WESTWOOD—In this look at our political past we turn to October 1940 for a photograph snapped in Westwood. The borough did not have a local election that year, and so the people poured their enthusiasm into the candidates on a national level.
Wendell Willkie was a longtime Democratic activist who had switched affiliations in 1939 to become a Republican. He faced off against incumbent President Franklin D. Roosevelt in 1940. (This, after Roosevelt, a Democrat, had decided to run for an unprecedented third term.)
Willkie-for-President clubs sprang up all over the country, and Westwood had its own local chapter. Our featured photograph shows a Willkie campaign rally held Oct. 12, 1940 on Washington Avenue. The building in the background is now The Tavern @ Iron Horse, formerly the Iron Horse, and back then the Park Tavern.
The Westwood club organized a torchlight automobile parade that was held on the night of Nov. 1, 1940. A procession of cars traveled through Montvale, Park Ridge, Woodcliff Lake, Hillsdale, Emerson, and Westwood drumming up support for Wendell Willkie. It ended with a rally outside the Westwood train station.
In the end, Willkie lost by a wide electoral margin to President Roosevelt. At a time when America had just emerged from the Great Depression, and with the looming threat of another world war, voters favored the stability of the sitting president.
Roosevelt served four terms—from 1933 until his death, in 1945—making him the longest-serving U.S. president in history. While limiting presidents to two terms had always been tradition, in keeping with the precedent set by George Washington, it was not enshrined in the U.S. Constitution until the 22nd Amendment, in 1951.

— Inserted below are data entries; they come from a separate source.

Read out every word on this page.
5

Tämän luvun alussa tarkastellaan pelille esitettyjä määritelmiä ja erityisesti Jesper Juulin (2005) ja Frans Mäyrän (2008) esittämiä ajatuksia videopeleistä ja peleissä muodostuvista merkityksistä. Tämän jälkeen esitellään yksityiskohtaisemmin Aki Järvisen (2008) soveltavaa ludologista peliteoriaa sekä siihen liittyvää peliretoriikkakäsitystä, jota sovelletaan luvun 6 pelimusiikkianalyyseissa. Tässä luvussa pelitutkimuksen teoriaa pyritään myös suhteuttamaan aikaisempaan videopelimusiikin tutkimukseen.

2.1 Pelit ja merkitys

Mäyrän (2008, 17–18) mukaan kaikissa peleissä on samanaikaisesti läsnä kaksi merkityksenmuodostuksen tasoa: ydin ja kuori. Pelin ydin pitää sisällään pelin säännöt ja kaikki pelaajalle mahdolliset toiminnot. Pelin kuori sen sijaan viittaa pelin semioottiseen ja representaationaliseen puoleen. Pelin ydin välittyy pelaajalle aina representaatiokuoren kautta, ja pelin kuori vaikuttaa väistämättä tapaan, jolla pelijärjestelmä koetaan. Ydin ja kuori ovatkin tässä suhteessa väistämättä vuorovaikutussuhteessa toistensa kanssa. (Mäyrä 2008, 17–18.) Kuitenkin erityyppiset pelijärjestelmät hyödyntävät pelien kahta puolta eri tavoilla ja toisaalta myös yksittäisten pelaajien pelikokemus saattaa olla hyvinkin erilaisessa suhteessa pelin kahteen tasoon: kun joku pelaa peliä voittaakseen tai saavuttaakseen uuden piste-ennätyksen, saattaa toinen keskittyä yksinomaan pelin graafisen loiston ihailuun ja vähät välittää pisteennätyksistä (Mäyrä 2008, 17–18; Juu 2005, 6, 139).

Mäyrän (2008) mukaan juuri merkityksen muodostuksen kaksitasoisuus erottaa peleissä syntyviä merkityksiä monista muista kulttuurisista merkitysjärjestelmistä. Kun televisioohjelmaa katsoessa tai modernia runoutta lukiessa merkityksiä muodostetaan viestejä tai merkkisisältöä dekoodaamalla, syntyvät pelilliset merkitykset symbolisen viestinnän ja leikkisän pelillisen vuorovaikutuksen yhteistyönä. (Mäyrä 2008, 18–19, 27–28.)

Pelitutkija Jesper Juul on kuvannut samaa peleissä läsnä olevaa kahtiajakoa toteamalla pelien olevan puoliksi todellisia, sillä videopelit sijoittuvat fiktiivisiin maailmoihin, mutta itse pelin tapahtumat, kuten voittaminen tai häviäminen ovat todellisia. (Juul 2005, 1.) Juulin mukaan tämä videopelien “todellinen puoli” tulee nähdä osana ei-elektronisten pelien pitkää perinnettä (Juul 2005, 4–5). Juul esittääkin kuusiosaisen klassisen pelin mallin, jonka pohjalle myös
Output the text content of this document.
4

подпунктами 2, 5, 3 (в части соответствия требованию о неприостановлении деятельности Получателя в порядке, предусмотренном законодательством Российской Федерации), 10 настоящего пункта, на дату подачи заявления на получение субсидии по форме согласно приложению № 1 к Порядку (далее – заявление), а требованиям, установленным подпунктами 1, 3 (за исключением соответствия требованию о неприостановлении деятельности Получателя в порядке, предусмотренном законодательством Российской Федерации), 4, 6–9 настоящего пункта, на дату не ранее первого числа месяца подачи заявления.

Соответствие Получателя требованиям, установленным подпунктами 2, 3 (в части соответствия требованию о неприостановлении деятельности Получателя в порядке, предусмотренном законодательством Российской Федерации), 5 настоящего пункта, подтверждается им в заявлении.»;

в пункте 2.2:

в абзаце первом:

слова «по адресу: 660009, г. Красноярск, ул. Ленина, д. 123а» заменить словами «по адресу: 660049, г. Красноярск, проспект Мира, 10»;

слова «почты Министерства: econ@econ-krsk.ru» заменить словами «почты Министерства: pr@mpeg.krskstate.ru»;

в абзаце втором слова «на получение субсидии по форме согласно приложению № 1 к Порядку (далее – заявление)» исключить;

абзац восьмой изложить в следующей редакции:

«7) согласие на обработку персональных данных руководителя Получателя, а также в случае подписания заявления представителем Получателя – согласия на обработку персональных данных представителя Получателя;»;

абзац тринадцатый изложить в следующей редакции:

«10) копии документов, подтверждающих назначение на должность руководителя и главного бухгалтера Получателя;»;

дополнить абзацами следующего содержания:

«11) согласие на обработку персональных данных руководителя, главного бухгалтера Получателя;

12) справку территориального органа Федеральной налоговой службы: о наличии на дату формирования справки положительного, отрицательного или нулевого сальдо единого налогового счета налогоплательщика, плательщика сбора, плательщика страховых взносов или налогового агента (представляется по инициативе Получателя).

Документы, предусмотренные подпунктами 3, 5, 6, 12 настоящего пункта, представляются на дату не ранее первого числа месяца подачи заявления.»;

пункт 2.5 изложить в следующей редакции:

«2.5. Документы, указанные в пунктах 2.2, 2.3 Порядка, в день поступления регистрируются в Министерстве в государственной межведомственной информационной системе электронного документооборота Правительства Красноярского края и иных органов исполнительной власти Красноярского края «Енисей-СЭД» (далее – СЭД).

Willkie holds a more somber distinction. A heavy smoker and drinker who ate a poor diet and eschewed exercise, he died in October 1944 at just 52 years old. Had he won the election he would have still been in office at the time.
Strangely, his running mate, Charles McNary, had died eight months earlier. This is the only instance in U.S. history where both members of a major party presidential ticket died during the term they had sought.